Crucially, both agents learn from feedback:

If a model underperforms, the Researcher refines or replaces the hypothesis.
If code fails or produces suboptimal results, the Developer iterates on the implementation.

This loop isn’t linear. R&D-Agent supports multiple parallel exploration traces, allowing diverse ideas to evolve simultaneously. Promising paths can merge, share insights, and accelerate convergence toward high-quality solutions—something single-threaded automation tools cannot achieve.

Proven Performance on Real-World Benchmarks

R&D-Agent’s effectiveness is validated on MLE-Bench, a benchmark that evaluates AI agents on practical ML engineering tasks derived from Kaggle. As of its latest evaluation, R&D-Agent leads all public agents:

51.5% success rate on “Lite” (low-complexity) tasks
19.3% on Medium tasks (2–10 hours of expert effort)
26.7% on High tasks (>10 hours of expert effort)

These results significantly outperform prior state-of-the-art systems like AIDE, demonstrating R&D-Agent’s ability to handle not just simple automations but genuinely complex, open-ended engineering challenges.

Practical Use Cases: From Finance to Kaggle

R&D-Agent is designed for real-world applicability, with pre-built scenarios across multiple domains:

Automated Quantitative Trading (R&D-Agent-Quant)

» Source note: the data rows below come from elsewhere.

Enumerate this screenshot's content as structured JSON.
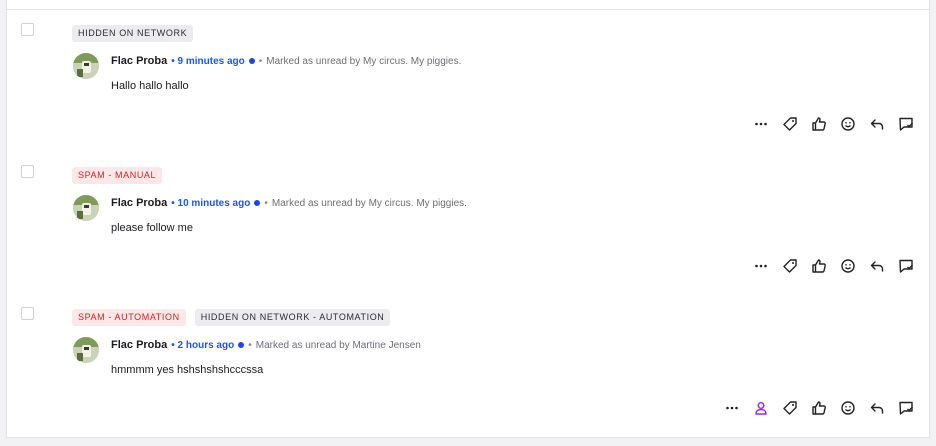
{
  "items": [
    {
      "badges": [
        {
          "label": "HIDDEN ON NETWORK",
          "tone": "gray"
        }
      ],
      "author": "Flac Proba",
      "time": "• 9 minutes ago",
      "separator": "•",
      "status": "Marked as unread by My circus. My piggies.",
      "text": "Hallo hallo hallo",
      "actions": [
        "more-icon",
        "tag-icon",
        "thumbs-up-icon",
        "smile-icon",
        "reply-icon",
        "comment-check-icon"
      ]
    },
    {
      "badges": [
        {
          "label": "SPAM - MANUAL",
          "tone": "red"
        }
      ],
      "author": "Flac Proba",
      "time": "• 10 minutes ago",
      "separator": "•",
      "status": "Marked as unread by My circus. My piggies.",
      "text": "please follow me",
      "actions": [
        "more-icon",
        "tag-icon",
        "thumbs-up-icon",
        "smile-icon",
        "reply-icon",
        "comment-check-icon"
      ]
    },
    {
      "badges": [
        {
          "label": "SPAM - AUTOMATION",
          "tone": "red"
        },
        {
          "label": "HIDDEN ON NETWORK - AUTOMATION",
          "tone": "gray"
        }
      ],
      "author": "Flac Proba",
      "time": "• 2 hours ago",
      "separator": "•",
      "status": "Marked as unread by Martine Jensen",
      "text": "hmmmm yes hshshshshcccssa",
      "actions": [
        "more-icon",
        "assign-user-icon",
        "tag-icon",
        "thumbs-up-icon",
        "smile-icon",
        "reply-icon",
        "comment-check-icon"
      ]
    }
  ],
  "colors": {
    "accent_blue": "#1f57d6",
    "spam_red": "#c0282d",
    "assign_purple": "#9b2bd1"
  }
}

In finance, R&D-Agent automates the co-optimization of predictive factors and trading models. In live market tests, it achieved 2× higher annualized return than standard factor libraries—using 70% fewer factors and costing under $10 in compute. This addresses a key pain point: the manual, intuition-driven process of factor discovery and model tuning.

Research Paper & Financial Report Implementation

Feed R&D-Agent a paper (e.g., an arXiv link) or a folder of financial reports, and it extracts key models or features and implements them as runnable code. This turns dense technical documents into executable prototypes—without weeks of manual coding.

End-to-End Kaggle Competition Participation

R&D-Agent autonomously handles both feature engineering and model tuning for Kaggle competitions. It downloads data, iterates on pipeline design, and submits predictions—ideal for teams looking to accelerate experimentation or individuals learning competitive ML.

Medical Prediction Model Development

In healthcare, it iteratively proposes and implements models for clinical prediction tasks (e.g., acute kidney injury risk), adapting to domain-specific constraints and data structures.

Getting Started Is Simple (If You Meet the Requirements)

R&D-Agent prioritizes usability without sacrificing flexibility:

Install via PyPI (pip install rdagent) or from source.
Configure your LLM and embedding models in a .env file—using LiteLLM as the default backend, which supports OpenAI, Azure OpenAI, DeepSeek, and more.
Run a scenario with a single CLI command, like rdagent fin_quant for quant trading or rdagent data_science --competition <name> for Kaggle.
Monitor progress through a built-in web UI (rdagent ui --port 19899).

The system abstracts away much of the orchestration complexity, letting users focus on high-level goals rather than infrastructure.

Key Limitations to Keep in Mind

While powerful, R&D-Agent has clear boundaries:

Linux-only: No support for Windows or macOS.
Docker required: Needed for environment isolation; users must run Docker without sudo.
LLM dependency: Requires access to capable models (e.g., GPT-4o, o1-preview, or DeepSeek).
Scenario-specific setup: Kaggle integration, for example, needs a valid kaggle.json token.
Human oversight recommended: Especially in high-stakes domains like finance or medicine, results should be validated before deployment.

Summary

R&D-Agent represents a significant leap toward autonomous, data-driven R&D. By unifying idea generation and code implementation in a feedback-rich, multi-trace framework, it reduces reliance on scarce ML expertise while delivering expert-level results on real-world benchmarks. Whether you’re building trading strategies, competing on Kaggle, or turning research papers into models, R&D-Agent offers a battle-tested, open-source foundation to accelerate your AI development lifecycle—without reinventing the wheel.

For teams and individuals looking to scale ML innovation while cutting manual toil, R&D-Agent isn’t just another agent framework—it’s a proven engine for AI-powered engineering.